Der Fußball nicht nur als Fetisch, sondern auch als missionarisches Werkzeug: Für die Kinder ist die Aufgabenstellung am Fußballplatz klar aber nicht einfach, sie müssen den Ball um in gleichen Abständen platzierte Hütchen herum dribbeln. Wirft ein Kind ein Hütchen um, gibt es eine Strafe für alle. Liegestütz oder Kniebeugen etwa. In den von NGOs mitfinanzierten Fußballschulen von Südafrika lernen sie nicht nur Technik, sondern fürs Leben. Nach den Übungseinheiten gibt es eine Besprechung mit den Trainern und dabei stellt sich die Frage wie man das Szenario auf das wirkliche Leben übertragen kann. Am Beispiel HIV. Wenn eine Person in der Gemeinde ungeschützt Sex hat und den Virus weitergibt, betrifft das alle.

FIFA erzürnt Aids-Organisationen

In Südafrika sind über fünfeinhalb Millionen Menschen HIV-positiv. Jede dritte junge Frau, jeder vierte junge Mann, eine Viertelmillion Kleinkinder, insgesamt etwa 25 Prozent der Bevölkerung. Dieser Tage kickt jedenfalls die Bafana Bafana um WM-Glorie und lenkt ab vom Elend. Genauso wie der Weltfußballverband FIFA, der eine perfekt inszenierte Weltmeisterschaft organisiert hat und keine unangenehmen Nebengeräusche braucht.

So dürfen NGOs auf Geheiß der FIFA während der WM keine Informationsstände errichten und Kondome verteilen. Jemand, der über ob derartiger Vorkommnisse den Kopf schüttelt, ist Johannes Hillje, Leiter von "kickHIV!", einem Projekt der deutschen NGO "GoAhead!": "Einfach unverantwortlich, dass so etwas knallhart verboten wird. Man kann die sozialen Probleme nicht ausblenden. Es gibt nicht nur schöne Stadien in Südafrika, sondern auch eine Aids-Pandemie."

Vertrauen in den Trainer

"KickHIV!" sammelt Spenden in Deutschland für zwei "Development Through Soccer"-Programme, die Fußball und Aidsaufklärung in Südafrika verbinden. Fußball ist der bei weitem populärste Sport, die Sportpädagogik soll helfen ein sensibles und tabuisiertes Thema mit so vielen Kindern wie möglich zu besprechen. "Der Trainer ist eine andere Respektsperson als der Klassenlehrer.
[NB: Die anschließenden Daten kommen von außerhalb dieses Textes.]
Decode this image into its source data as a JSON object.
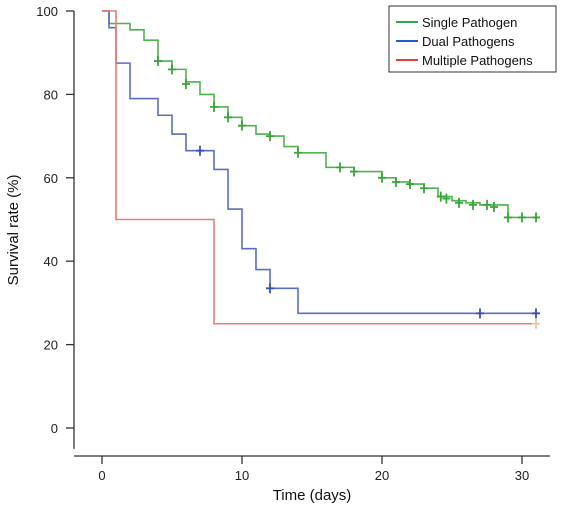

Man kennt das ja selber: Was man in der Schule hört, geht beim einen Ohr hinein und beim anderen wieder hinaus. Der Fußballtrainer genießt Respekt und die Kinder hören zu, weil er Dinge vermittelt, die sie interessieren", sagt Hillje.

Die Arbeit trägt erste Früchte, eine Studie der Hilfsorganisation "Grass Root Soccer" belegt, dass durch Aufklärung ein gehobenes Bewusstsein über Verhütungsmethoden gegen HIV/Aids wie beispielsweise Abstinenz, Treue und dem Gebrauch von Kondomen besteht. Im Nachbarland Simbabwe stieg in geförderten Schulen der Prozentsatz an Schülern, die drei Leute nennen konnten, mit denen sie über HIV sprechen können von 33 auf 72 Prozent. 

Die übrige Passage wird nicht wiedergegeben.